If the sobriety of the proceedings further deteriorates, I don’t see how the capital markets, which should be feeling the first green shoot benefits of tax cuts and regulatory reform, can avoid losing some of their vigor. And you can look this up: Q2 economic trends in a mid-term election cycle are perhaps the most important determinant of electoral outcomes. It’s clear as day to me that if the mid-terms go badly for the Administration, a Democratic Congress will bring Articles of Impeachment to the floor. And they will pass them. They really don’t need more than a one-vote majority in the House to take this step, and I believe they will move on even the thin gruel of evidence that exists at the present moment. Because impeachment is a political, not legal process, unless something truly nasty emerges, they won’t succeed in removing Trump from office – a quixotic struggle that requires 67 senatorial votes. But I don’t think that will matter much to the markets, who will not one bit like the spectacle of impeachment.

The funny thing is, I’m not even sure that the Democratic Leadership wants to go down this path. Like Pelosi to the GOP, Trump is probably the Dem’s best political bludgeon at the moment. But they will have no choice but to proceed, because tens of millions of their constituents are out for blood, and will accept no less.

Surely the best hedge against all of this (again, from purely a market perspective) is a strong showing in the markets and in the economy in the middle part of the year. And it seems to me as though instead of acknowledging this and acting accordingly, the current Administration prefers to undertake an endless sequence of circular firing squads, taking such forms as trade wars, grandstanding attacks on individuals, entities and concepts, whose sins, whatever they may be, are best adjudicated in non-presidential forums.
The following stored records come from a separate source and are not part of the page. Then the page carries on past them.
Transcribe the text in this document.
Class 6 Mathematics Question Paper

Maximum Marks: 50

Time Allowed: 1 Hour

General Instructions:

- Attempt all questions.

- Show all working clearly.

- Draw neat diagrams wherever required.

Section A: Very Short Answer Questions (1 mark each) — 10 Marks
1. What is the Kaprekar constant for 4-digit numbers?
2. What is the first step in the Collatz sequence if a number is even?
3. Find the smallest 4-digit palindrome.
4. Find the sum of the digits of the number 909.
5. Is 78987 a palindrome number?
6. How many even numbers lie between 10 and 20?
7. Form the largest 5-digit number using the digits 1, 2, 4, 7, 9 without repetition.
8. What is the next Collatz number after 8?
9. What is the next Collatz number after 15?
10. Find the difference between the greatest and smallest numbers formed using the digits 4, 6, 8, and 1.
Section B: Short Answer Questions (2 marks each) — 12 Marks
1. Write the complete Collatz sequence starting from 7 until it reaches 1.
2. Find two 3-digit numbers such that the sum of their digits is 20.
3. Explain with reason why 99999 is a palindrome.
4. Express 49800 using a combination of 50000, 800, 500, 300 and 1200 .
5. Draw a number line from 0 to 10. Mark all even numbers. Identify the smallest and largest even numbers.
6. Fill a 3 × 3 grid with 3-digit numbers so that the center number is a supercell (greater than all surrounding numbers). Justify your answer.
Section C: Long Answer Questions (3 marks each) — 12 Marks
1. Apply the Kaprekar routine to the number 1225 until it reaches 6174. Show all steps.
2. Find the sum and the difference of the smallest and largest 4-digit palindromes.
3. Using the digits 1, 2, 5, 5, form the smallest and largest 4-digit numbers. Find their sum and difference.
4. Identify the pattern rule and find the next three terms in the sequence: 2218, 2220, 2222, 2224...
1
Maybe Trump doesn’t know this, or maybe he doesn’t care. After all, if worse comes to worst, he can simply hop on his smoke to Mar a Lago and forget the whole sorry mess. But investors should and do care, and this is why I believe that they may read more into the gargantuan string of data points coming our way over the next several weeks than they do when the stakes aren’t so high. On the whole, I think it’s about as important a time as any in recent memory for risk-takers to remain on their toes.

If anyone has a copy of my “10 Commandments of Risk Management”, I ask them to kindly forward it to me. I think the time has come to move Commandment 10 up to the top of the list, and re-issue it. In doing so, I’d hope and expect for the blessings of both Dr. King and Moses. After all, someone has to carry the torch that they pass, and at least with respect to l’affaires des risks, it may as well be me.

Besides, I (too) AM A MAN, and, as this season of prayer and reflection winds to a close, I don’t think that this would be too much to ask.